Ну вот, думал Галатин, ты желал откровенного разговора, ты его получил. Радуйся.
— Может, я как-то…
— Нет. Ничем не поможешь, я только разозлюсь. Знаешь, очень жалко, что мама умерла, но, если бы она была живая, я бы ее ненавидела.
— За что?
— За все.
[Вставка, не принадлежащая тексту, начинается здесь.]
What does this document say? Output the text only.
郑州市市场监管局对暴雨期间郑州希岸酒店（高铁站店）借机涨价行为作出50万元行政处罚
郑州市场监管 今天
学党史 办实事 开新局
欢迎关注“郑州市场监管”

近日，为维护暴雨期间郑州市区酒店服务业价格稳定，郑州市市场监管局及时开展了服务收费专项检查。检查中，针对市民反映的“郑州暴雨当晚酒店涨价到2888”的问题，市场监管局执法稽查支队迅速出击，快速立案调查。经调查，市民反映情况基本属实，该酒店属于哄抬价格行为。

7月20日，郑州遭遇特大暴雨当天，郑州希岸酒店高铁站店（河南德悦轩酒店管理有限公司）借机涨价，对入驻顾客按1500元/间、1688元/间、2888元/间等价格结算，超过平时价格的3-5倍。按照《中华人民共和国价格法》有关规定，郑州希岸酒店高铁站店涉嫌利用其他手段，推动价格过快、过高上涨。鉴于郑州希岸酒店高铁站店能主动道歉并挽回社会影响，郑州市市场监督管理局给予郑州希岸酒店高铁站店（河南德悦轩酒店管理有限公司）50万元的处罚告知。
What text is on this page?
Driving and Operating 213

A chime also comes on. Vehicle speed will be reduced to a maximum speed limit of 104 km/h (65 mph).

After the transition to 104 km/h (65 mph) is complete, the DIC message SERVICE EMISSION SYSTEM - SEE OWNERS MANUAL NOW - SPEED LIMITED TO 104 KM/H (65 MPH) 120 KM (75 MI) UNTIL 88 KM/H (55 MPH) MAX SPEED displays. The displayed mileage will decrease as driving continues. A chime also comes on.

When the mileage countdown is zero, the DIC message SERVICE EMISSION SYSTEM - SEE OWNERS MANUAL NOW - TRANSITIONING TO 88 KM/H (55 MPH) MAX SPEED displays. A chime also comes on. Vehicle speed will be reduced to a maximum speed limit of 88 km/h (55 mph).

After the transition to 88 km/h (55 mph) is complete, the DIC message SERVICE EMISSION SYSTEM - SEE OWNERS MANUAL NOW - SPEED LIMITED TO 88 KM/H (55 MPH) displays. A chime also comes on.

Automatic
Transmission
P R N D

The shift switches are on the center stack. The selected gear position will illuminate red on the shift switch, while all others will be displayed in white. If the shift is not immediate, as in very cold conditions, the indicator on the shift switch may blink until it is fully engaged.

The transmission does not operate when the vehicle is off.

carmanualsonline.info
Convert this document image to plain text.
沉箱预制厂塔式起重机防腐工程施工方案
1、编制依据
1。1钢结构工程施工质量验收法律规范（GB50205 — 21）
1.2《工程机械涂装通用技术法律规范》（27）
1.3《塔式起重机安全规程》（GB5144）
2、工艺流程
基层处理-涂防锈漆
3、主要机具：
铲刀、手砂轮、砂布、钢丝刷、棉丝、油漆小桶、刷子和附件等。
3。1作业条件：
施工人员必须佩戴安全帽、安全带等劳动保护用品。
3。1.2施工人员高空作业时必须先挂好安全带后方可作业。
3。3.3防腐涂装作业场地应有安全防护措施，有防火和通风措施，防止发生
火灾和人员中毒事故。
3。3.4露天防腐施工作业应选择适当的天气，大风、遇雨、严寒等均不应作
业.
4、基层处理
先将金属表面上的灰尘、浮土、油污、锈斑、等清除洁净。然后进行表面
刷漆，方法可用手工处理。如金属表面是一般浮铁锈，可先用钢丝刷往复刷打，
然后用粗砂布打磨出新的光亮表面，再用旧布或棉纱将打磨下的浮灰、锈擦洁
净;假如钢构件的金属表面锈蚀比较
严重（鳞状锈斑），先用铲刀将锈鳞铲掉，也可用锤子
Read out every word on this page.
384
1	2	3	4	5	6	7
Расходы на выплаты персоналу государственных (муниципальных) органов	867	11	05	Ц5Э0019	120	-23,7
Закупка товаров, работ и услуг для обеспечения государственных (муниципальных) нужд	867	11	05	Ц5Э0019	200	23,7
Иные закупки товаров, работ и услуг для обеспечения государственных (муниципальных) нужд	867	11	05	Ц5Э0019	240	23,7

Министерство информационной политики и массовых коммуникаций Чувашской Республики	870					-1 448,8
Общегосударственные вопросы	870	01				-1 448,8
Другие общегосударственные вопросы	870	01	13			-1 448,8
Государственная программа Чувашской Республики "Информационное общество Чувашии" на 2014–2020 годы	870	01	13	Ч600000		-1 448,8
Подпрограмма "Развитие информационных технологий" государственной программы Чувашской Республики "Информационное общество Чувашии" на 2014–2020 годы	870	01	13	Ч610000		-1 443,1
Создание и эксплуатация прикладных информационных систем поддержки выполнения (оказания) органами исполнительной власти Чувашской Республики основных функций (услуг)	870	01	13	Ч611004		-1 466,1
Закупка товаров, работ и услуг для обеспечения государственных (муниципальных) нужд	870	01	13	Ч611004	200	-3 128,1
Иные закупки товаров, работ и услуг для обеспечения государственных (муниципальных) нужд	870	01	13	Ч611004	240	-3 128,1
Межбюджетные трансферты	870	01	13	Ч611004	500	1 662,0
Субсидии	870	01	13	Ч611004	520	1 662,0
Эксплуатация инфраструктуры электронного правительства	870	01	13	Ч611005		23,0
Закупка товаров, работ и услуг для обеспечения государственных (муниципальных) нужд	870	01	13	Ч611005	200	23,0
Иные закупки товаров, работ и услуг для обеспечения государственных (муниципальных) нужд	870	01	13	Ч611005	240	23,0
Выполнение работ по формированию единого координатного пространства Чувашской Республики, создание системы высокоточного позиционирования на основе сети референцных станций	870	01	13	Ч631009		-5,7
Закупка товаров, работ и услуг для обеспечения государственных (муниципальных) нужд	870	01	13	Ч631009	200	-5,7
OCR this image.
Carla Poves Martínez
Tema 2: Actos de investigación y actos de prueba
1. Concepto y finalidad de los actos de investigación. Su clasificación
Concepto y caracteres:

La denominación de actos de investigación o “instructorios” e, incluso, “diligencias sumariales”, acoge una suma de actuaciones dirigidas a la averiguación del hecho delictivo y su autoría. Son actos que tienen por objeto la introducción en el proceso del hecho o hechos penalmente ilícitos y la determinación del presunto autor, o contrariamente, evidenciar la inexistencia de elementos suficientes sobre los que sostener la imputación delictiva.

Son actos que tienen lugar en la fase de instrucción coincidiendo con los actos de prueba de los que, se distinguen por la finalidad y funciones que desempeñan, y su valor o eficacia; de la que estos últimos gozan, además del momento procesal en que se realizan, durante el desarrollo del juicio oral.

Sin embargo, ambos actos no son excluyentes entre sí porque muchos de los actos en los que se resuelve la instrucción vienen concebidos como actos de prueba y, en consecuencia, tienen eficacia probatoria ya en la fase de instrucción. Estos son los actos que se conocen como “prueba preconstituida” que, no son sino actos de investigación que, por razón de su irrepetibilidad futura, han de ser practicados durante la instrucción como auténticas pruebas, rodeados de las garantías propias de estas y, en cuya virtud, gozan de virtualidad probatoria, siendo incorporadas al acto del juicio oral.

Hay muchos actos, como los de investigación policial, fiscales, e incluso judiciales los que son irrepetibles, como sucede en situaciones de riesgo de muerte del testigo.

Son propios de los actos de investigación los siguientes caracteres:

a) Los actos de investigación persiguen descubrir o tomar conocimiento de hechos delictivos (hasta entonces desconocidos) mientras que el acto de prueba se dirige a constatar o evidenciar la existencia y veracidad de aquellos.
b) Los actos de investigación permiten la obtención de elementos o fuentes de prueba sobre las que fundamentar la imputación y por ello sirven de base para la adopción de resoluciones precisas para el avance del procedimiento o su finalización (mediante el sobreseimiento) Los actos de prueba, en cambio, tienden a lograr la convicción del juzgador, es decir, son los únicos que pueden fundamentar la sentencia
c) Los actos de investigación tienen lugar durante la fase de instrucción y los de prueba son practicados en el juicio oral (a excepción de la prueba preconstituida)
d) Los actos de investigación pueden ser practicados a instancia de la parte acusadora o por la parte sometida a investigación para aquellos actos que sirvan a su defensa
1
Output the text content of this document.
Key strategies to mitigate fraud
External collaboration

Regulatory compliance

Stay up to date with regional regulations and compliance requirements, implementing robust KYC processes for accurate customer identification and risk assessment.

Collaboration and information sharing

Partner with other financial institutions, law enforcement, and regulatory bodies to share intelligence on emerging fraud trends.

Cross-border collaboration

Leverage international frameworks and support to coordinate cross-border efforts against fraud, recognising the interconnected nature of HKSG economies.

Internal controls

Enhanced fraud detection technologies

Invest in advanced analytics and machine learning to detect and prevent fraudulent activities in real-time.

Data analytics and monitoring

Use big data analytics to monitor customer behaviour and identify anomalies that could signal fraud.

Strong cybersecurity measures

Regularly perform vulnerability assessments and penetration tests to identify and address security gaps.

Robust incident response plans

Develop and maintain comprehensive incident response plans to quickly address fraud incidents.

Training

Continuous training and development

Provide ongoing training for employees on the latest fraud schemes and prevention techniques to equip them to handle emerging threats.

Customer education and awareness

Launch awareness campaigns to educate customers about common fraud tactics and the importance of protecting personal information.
Постоянно восторженная, все время восклицает, хочет, чтобы все вокруг такие были. Раздражало страшно.
— И я раздражаю?
— Меньше, но тоже. Меня все раздражают. Я, пап, людей вообще ненавижу. Наглухо. Ненавижу и презираю. Гера это хорошо понимает, он сам такой. Он в эпидемию прямо расцвел — все бегут к нему, как дети. Мне тоже нравится — люди притворяться перестали, показали, какие они слабые, какие убогие, ничтожные, трусливые. Я раньше думала, что одна такая, злилась на себя. Теперь вижу — все такие. Не вдохновляет, конечно, но успокаивает. Общая трусость примиряет с собственной.